The second half followed the same pattern, South Africa creating the play, three times crashing across goal while Coetzee’s bunt wreaked havoc. Dirkie Chamberlain regularly drove at the heart of the Spanish defence but no breakthrough was forthcoming.
And their plight got more desperate when Malda found the direct route to goal with a fine sweep for 2-1 in the 51st minute. With the lead, Spain were content to sit back and make life difficult for SA whose attacks became more ragged. Their lifeline came when Gloria Comerma’s robust tackle copped a penalty corner and a yellow card.
Coetzee snagged the leveller but was sin-binned almost immediately after the tip-off for breaking down play at the Spanish tip-off.
It proved costly as South Africa won a couple of last minute corners but, in Coetzee’s absence, Marescia’s sweeps were dealt with, the second palmed over by Maria Lopez de Eguilaz, ending normal time at 2-2.

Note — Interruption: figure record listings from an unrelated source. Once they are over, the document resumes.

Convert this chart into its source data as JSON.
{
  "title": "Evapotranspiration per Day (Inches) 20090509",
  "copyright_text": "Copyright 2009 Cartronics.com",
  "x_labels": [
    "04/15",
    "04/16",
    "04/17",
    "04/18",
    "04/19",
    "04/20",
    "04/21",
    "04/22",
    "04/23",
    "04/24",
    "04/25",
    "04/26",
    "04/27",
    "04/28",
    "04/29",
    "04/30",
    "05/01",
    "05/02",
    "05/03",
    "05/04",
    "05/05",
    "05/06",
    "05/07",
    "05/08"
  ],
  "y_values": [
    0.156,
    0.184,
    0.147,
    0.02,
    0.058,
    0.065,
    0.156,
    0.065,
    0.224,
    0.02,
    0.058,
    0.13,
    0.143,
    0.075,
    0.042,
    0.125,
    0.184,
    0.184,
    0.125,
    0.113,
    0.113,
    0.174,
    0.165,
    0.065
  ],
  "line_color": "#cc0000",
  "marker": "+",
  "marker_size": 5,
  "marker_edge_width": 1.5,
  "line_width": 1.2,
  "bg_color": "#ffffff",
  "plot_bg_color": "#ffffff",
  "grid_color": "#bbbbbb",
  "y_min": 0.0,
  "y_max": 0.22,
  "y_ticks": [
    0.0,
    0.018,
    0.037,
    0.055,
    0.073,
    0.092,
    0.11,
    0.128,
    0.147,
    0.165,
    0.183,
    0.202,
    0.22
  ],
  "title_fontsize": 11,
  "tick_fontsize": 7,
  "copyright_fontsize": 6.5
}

Extra time still could not coax the Spanish from their shell, defending regularly with 11 in the 22 until the 83rd minute when Raquel Huertas strode down the right wing.
She hit the deck hard under pressure outside the circle but the award of a penalty corner drew much debate, many suggesting Kathleen Taylor had already dispossessed the winger cleanly. The decision stood and Sanchez proved the heroine for a jubilant Spanish outfit.